Ambientada en una Barcelona separada, mental y espacialmente, entre la burguesía y los bajos fondos, El teatro de la luz narra el desmoronamiento de esa realidad, que el cine y su protagonista retratarán hasta sus últimas consecuencias. Contagiado por su personaje, Vico hace del relato una sucesión de impresiones, detalles y gestos que apuntan esa realidad que se deshilvana a medida que transcurre la historia. Una historia que corta a negro con la infancia de Mauricio, salpicada por su primer contacto con el cine, para recuperar el hilo una vez adulto, cuando se introduce en la industria de la mano de Emilio Ciret. Ciret, que podría ser como Jean Vigo, un cineasta con una mirada que ve más allá de las vistas de la ciudad y de los temas de actualidad; que gira su cámara hacia todo lo que palpita a su alrededor. Eso es lo que seduce a Mauricio, que reconoce en su nuevo amigo el deseo de poder mirar él también a través de la cámara; el deseo de encontrar la realidad que fluye tras la lente del aparato.

Realidad, uno de los estigmas del cine, demasiado esclavo de sus formas como para saber representarla. El teatro de la luz se desarrolla, precisamente, cuando el cinematógrafo se hallaba en una encrucijada, emancipado de la barraca de feria y, al mismo tiempo, secuestrado por el naturalismo del que no sabía cómo deshacerse. Lo que en la novela se traduce en la huida hacia delante que emprende Mauricio mientras el paisaje -la industria, la burguesía, las películas- permanece inalterable. Sin la ambición que dejan caer las palabras de Vico, obsesionadas por capturar cada matiz que la realidad deja escapar, conscientes de que todos ellos se perderán tarde o temprano. Porque la intriga criminal que se larva en la novela no tiene a la misteriosa muerte de Emilio Ciret como centro de gravedad, sino la pérdida irremediable de esa mirada, la que anhelaba poseer Mauricio a través del cine.

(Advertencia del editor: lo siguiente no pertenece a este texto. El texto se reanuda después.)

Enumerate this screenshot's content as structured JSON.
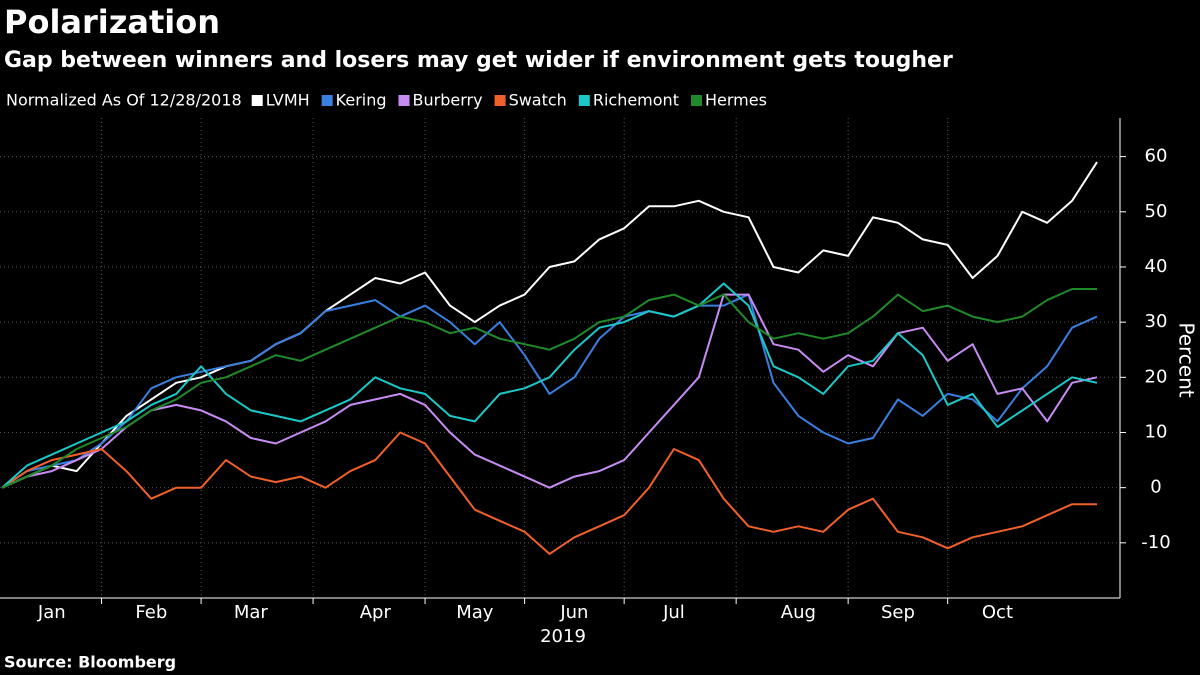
{
  "chart_data": {
    "type": "line",
    "title": "Polarization",
    "subtitle": "Gap between winners and losers may get wider if environment gets tougher",
    "legend_title": "Normalized As Of 12/28/2018",
    "ylabel": "Percent",
    "xlabel": "2019",
    "source": "Source: Bloomberg",
    "categories": [
      null,
      null,
      "Jan",
      null,
      null,
      null,
      "Feb",
      null,
      null,
      null,
      "Mar",
      null,
      null,
      null,
      null,
      "Apr",
      null,
      null,
      null,
      "May",
      null,
      null,
      null,
      "Jun",
      null,
      null,
      null,
      "Jul",
      null,
      null,
      null,
      null,
      "Aug",
      null,
      null,
      null,
      "Sep",
      null,
      null,
      null,
      "Oct",
      null,
      null,
      null,
      null
    ],
    "series": [
      {
        "name": "LVMH",
        "color": "#ffffff",
        "values": [
          0,
          2,
          4,
          3,
          8,
          13,
          16,
          19,
          20,
          22,
          23,
          26,
          28,
          32,
          35,
          38,
          37,
          39,
          33,
          30,
          33,
          35,
          40,
          41,
          45,
          47,
          51,
          51,
          52,
          50,
          49,
          40,
          39,
          43,
          42,
          49,
          48,
          45,
          44,
          38,
          42,
          50,
          48,
          52,
          59
        ]
      },
      {
        "name": "Kering",
        "color": "#3a7fe0",
        "values": [
          0,
          3,
          4,
          5,
          8,
          12,
          18,
          20,
          21,
          22,
          23,
          26,
          28,
          32,
          33,
          34,
          31,
          33,
          30,
          26,
          30,
          24,
          17,
          20,
          27,
          31,
          32,
          31,
          33,
          33,
          35,
          19,
          13,
          10,
          8,
          9,
          16,
          13,
          17,
          16,
          12,
          18,
          22,
          29,
          31
        ]
      },
      {
        "name": "Burberry",
        "color": "#c78cf2",
        "values": [
          0,
          2,
          3,
          5,
          7,
          11,
          14,
          15,
          14,
          12,
          9,
          8,
          10,
          12,
          15,
          16,
          17,
          15,
          10,
          6,
          4,
          2,
          0,
          2,
          3,
          5,
          10,
          15,
          20,
          35,
          35,
          26,
          25,
          21,
          24,
          22,
          28,
          29,
          23,
          26,
          17,
          18,
          12,
          19,
          20
        ]
      },
      {
        "name": "Swatch",
        "color": "#f0602a",
        "values": [
          0,
          3,
          5,
          6,
          7,
          3,
          -2,
          0,
          0,
          5,
          2,
          1,
          2,
          0,
          3,
          5,
          10,
          8,
          2,
          -4,
          -6,
          -8,
          -12,
          -9,
          -7,
          -5,
          0,
          7,
          5,
          -2,
          -7,
          -8,
          -7,
          -8,
          -4,
          -2,
          -8,
          -9,
          -11,
          -9,
          -8,
          -7,
          -5,
          -3,
          -3
        ]
      },
      {
        "name": "Richemont",
        "color": "#1cc7c7",
        "values": [
          0,
          4,
          6,
          8,
          10,
          12,
          15,
          17,
          22,
          17,
          14,
          13,
          12,
          14,
          16,
          20,
          18,
          17,
          13,
          12,
          17,
          18,
          20,
          25,
          29,
          30,
          32,
          31,
          33,
          37,
          33,
          22,
          20,
          17,
          22,
          23,
          28,
          24,
          15,
          17,
          11,
          14,
          17,
          20,
          19
        ]
      },
      {
        "name": "Hermes",
        "color": "#1f8a2a",
        "values": [
          0,
          2,
          4,
          7,
          9,
          11,
          14,
          16,
          19,
          20,
          22,
          24,
          23,
          25,
          27,
          29,
          31,
          30,
          28,
          29,
          27,
          26,
          25,
          27,
          30,
          31,
          34,
          35,
          33,
          35,
          30,
          27,
          28,
          27,
          28,
          31,
          35,
          32,
          33,
          31,
          30,
          31,
          34,
          36,
          36
        ]
      }
    ],
    "ylim": [
      -20,
      67
    ],
    "yticks": [
      -10,
      0,
      10,
      20,
      30,
      40,
      50,
      60
    ],
    "grid": true
  }
}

La que la industria quiere fijar en la resina tal y como hizo con aquel terror infantil que vivió su protagonista cuando se sentó por primera vez ante una pantalla.

Tras la muerte de Ciret, Mauricio se adentra él solo en el cine, una industria de pícaros que financia las primeras estampas eróticas. Una industria, por tanto, una condena a la sobreexplotación sistemática de los mismos clichés y arquetipos, a la serialización de esa primera mirada, de esa emoción inicial. La repetición, poco a poco, desvela el cansancio de la realidad, que Mauricio no consigue atrapar a pesar de anhelarla a cada paso. Es aquí donde la prosa de Vico revela su efecto más letal, el que pone al descubierto que todo ese increíble detallismo ha acabado presa del pánico a perder todo aquello que ve, como si se tratase de la mirada de un ciego. Qué terrible puede llegar a ser sentir que es tu propia mirada la que se está pudriendo, ante una realidad que no ha sabido sacarle partido a su invento, que se ha dejado encantar por las formas que bailaban sobre la pantalla. La burguesía la ha domesticado y convertido en algo exótico, ha laminado su identidad propia.

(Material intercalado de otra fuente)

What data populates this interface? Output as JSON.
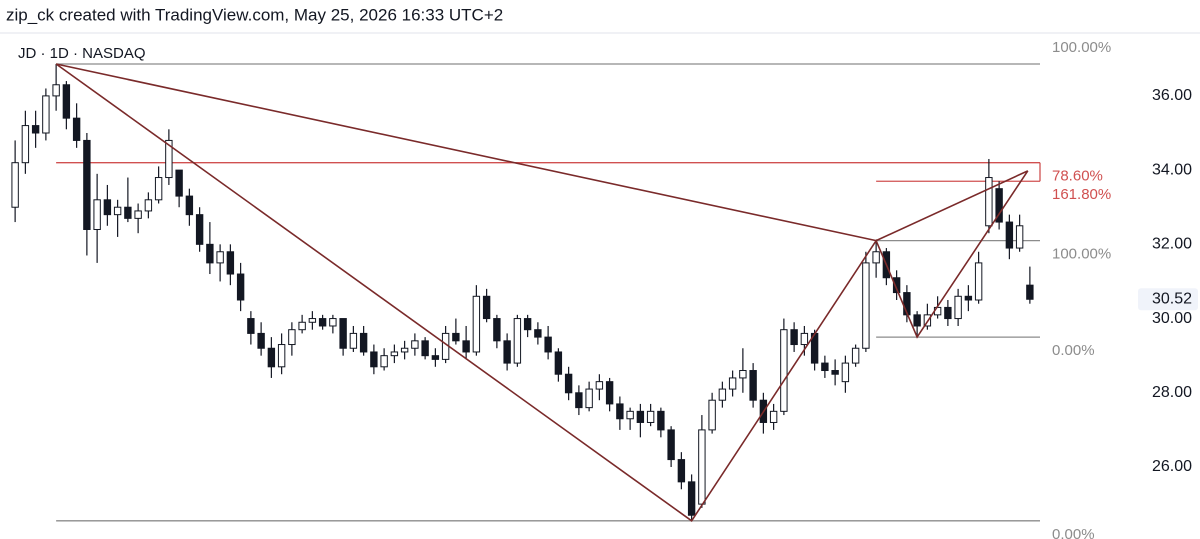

Cansado de Barcelona, Mauricio culmina su huida hacia delante en París, el lugar del que Emilio había traído esa mirada diferente. Ya es demasiado tarde para recuperarla, solo queda evitar que la agonía se alargue. Ahora las palabras solo palpan su propia impotencia, incapaces de generar el éxtasis ante lo diferente que despertaban al comenzar el relato. Con el dinero de su última película, Mauricio funde el nitrato de plata entre los muslos de una prostituta de los arrabales. Termina el cine, muere la realidad. En algún punto de esta historia, Mauricio ha empezado a notar cómo un poco de su vida se la llevaba el cine y otro poco quedaba atrapado en el negativo. Así hasta pasar al lado de los espectros que danzan sobre la pantalla. El teatro de la luz, de Juan Vico, es el relato de ese paso. Ese que ha olvidado cómo mirar aquello que le rodea, cómo perseguir aquella sensación infantil que precipitó el primer encuentro con el cinematógrafo. Una vida de espectros.